There is also a check that flags migration files modified after they were already applied to staging or production. This is a subtle but important rule: once a migration has run in a shared environment, its file should never change. If the migration needs fixing, create a new migration instead. Editing a previously-applied migration is how you get "works in dev, breaks in production" bugs.

Step 4: Create a Rollback Runbook

Automation covers 95% of cases. The runbook covers the other 5% — the ones that happen at 2 AM when the on-call engineer is half-awake and the database is in an inconsistent state.

Create a rollback script and runbook for production. I need: a one-command rollback
that reverts the last N migrations, captures the before/after state for audit,
and sends a notification to our team channel. Also document the manual rollback
procedure for when automation fails.

The script scripts/rollback.sh handles the automated path:

Parse arguments (how many migrations to revert)
Capture pre-rollback state: table counts, schema snapshot, current migration version
Execute knex migrate:rollback for the specified number of steps
Capture post-rollback state and diff against pre-rollback
Send a webhook notification to the team Slack channel with the diff

The runbook docs/ROLLBACK_RUNBOOK.md covers the manual path for when knex migrate:rollback itself fails:

Decision tree: "Should I roll back or fix forward?" If the migration only added things (new table, new column), fixing forward is usually safer and faster. If it changed or dropped existing structures, roll back.
Step-by-step manual procedure using raw SQL for when the migration framework is the problem
Contact escalation paths — who to call at 3 AM when the database is in a state that neither the script nor the manual procedure can handle

Real-World Example

Elena initializes the infrastructure on a Thursday. The baseline migration captures all 12 tables (which have grown to 40 over two years of manual changes), the shadow database spins up in seconds, and the CI workflow goes live with the first PR.

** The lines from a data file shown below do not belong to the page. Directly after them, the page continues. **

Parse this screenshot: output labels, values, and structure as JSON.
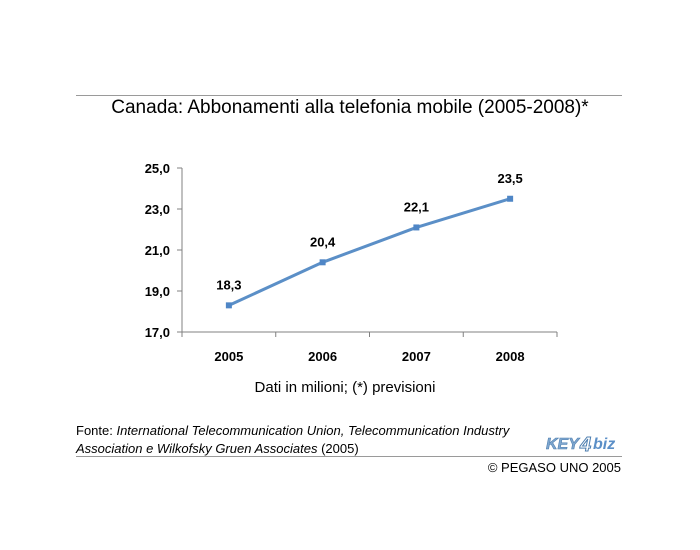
{
  "header": {
    "title": "Canada: Abbonamenti alla telefonia mobile (2005-2008)*"
  },
  "chart_data": {
    "type": "line",
    "title": "Canada: Abbonamenti alla telefonia mobile (2005-2008)*",
    "categories": [
      "2005",
      "2006",
      "2007",
      "2008"
    ],
    "series": [
      {
        "values": [
          18.3,
          20.4,
          22.1,
          23.5
        ],
        "labels": [
          "18,3",
          "20,4",
          "22,1",
          "23,5"
        ]
      }
    ],
    "y_ticks": [
      "17,0",
      "19,0",
      "21,0",
      "23,0",
      "25,0"
    ],
    "ylim": [
      17,
      25
    ],
    "grid": false,
    "legend": "none",
    "colors": {
      "line": "#5b8fc7",
      "marker": "#4f86c6",
      "axis": "#808080"
    }
  },
  "caption": "Dati in milioni; (*) previsioni",
  "source": {
    "prefix": "Fonte: ",
    "text1": "International Telecommunication Union, Telecommunication Industry",
    "text2": "Association  e Wilkofsky Gruen Associates",
    "suffix": " (2005)"
  },
  "logo": {
    "text_left": "KEY",
    "text_right": "biz",
    "number": "4"
  },
  "copyright": "© PEGASO UNO 2005"
}
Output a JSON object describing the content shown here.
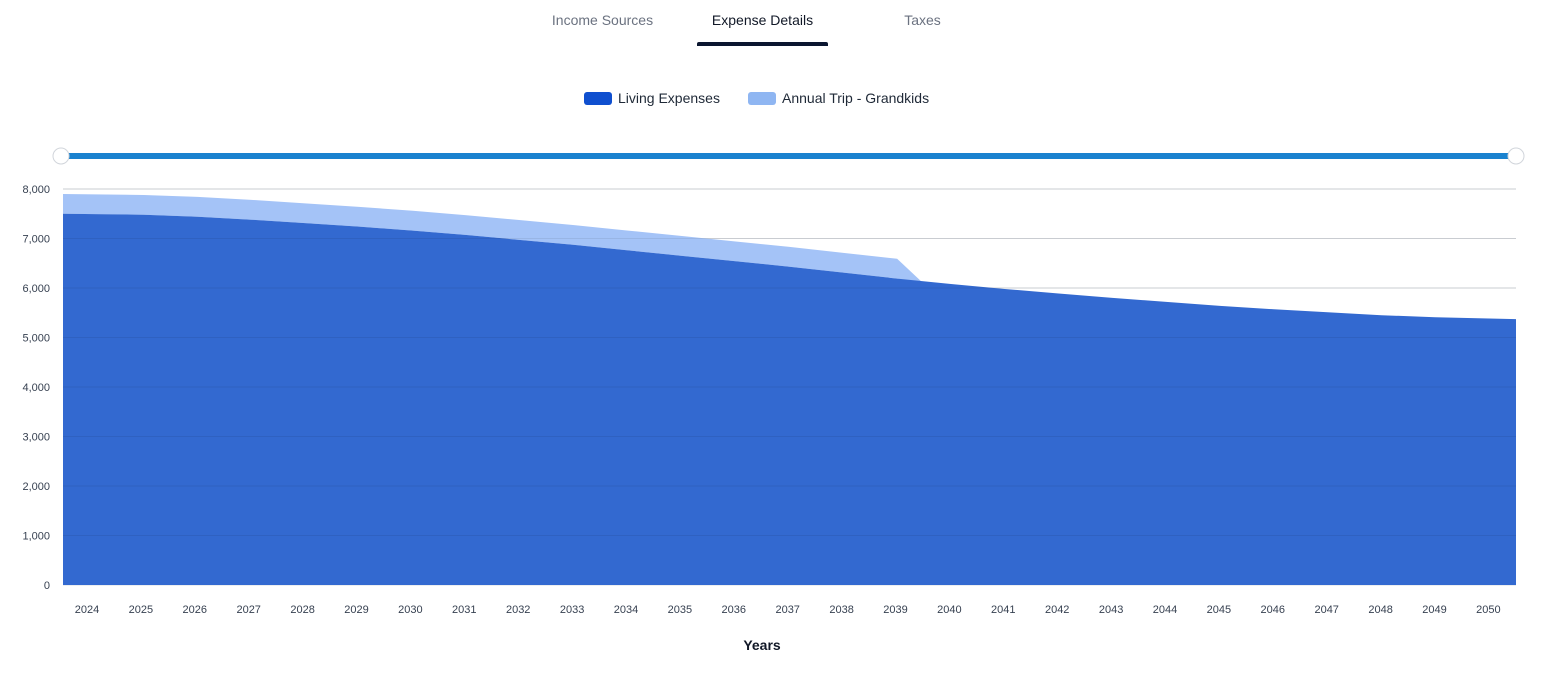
{
  "tabs": [
    {
      "label": "Income Sources",
      "active": false
    },
    {
      "label": "Expense Details",
      "active": true
    },
    {
      "label": "Taxes",
      "active": false
    }
  ],
  "colors": {
    "living": "#3369d0",
    "trip": "#a4c3f7",
    "legend_living": "#0f4fcf",
    "legend_trip": "#8fb6f2",
    "slider": "#1a82cf"
  },
  "slider": {
    "start_year": 2024,
    "end_year": 2050
  },
  "chart_data": {
    "type": "area",
    "title": "",
    "xlabel": "Years",
    "ylabel": "",
    "stacked": true,
    "ylim": [
      0,
      8000
    ],
    "yticks": [
      0,
      1000,
      2000,
      3000,
      4000,
      5000,
      6000,
      7000,
      8000
    ],
    "ytick_labels": [
      "0",
      "1,000",
      "2,000",
      "3,000",
      "4,000",
      "5,000",
      "6,000",
      "7,000",
      "8,000"
    ],
    "grid": true,
    "legend_position": "top-center",
    "categories": [
      "2024",
      "2025",
      "2026",
      "2027",
      "2028",
      "2029",
      "2030",
      "2031",
      "2032",
      "2033",
      "2034",
      "2035",
      "2036",
      "2037",
      "2038",
      "2039",
      "2040",
      "2041",
      "2042",
      "2043",
      "2044",
      "2045",
      "2046",
      "2047",
      "2048",
      "2049",
      "2050"
    ],
    "series": [
      {
        "name": "Living Expenses",
        "values": [
          7500,
          7480,
          7440,
          7380,
          7310,
          7240,
          7160,
          7070,
          6970,
          6870,
          6760,
          6650,
          6540,
          6430,
          6310,
          6190,
          6080,
          5980,
          5890,
          5800,
          5720,
          5640,
          5570,
          5510,
          5450,
          5410,
          5370
        ]
      },
      {
        "name": "Annual Trip - Grandkids",
        "values": [
          400,
          400,
          400,
          400,
          400,
          400,
          400,
          400,
          400,
          400,
          400,
          400,
          400,
          400,
          400,
          400,
          0,
          0,
          0,
          0,
          0,
          0,
          0,
          0,
          0,
          0,
          0
        ]
      }
    ]
  }
}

The following Tuesday, a developer needs to add a tracking_number column to the shipments table. Under the old process, this would have been ALTER TABLE shipments ADD COLUMN tracking_number VARCHAR(50) pasted into a production SQL console during a "deploy call" — a video call where the team watches nervously while a senior developer types SQL. This time, the developer creates a migration file:

typescript

// migrations/20250224091500_add_tracking_number.ts
export async function up(knex: Knex): Promise<void> {
  await knex.schema.alterTable('shipments', (table) => {
    table.string('tracking_number', 50).nullable();
    table.index('tracking_number');
  });
}

export async function down(knex: Knex): Promise<void> {
  await knex.schema.alterTable('shipments', (table) => {
    table.dropIndex('tracking_number');
    table.dropColumn('tracking_number');
  });
}

The up function adds the column with an index. The down function removes both in the correct order (index first, then column). The CI workflow applies it to a fresh PostgreSQL container, rolls it back, and re-applies — all green in 8 seconds.

The deploy takes 2 seconds. The column appears. No video call needed. And if anything goes wrong, npx knex migrate:rollback is one command away instead of a frantic Slack thread asking who remembers what the original schema looked like.

The team goes from "Friday dread" to deploying schema changes three times a week with confidence. The first time someone accidentally applies a migration to staging and then opens a PR that modifies the migration file, the CI check catches it immediately and blocks the PR with a clear message: "Migration file was modified after being applied. Create a new migration instead." The developer creates a corrective migration, the PR passes, and what would have been a production incident under the old process becomes a 5-minute non-event.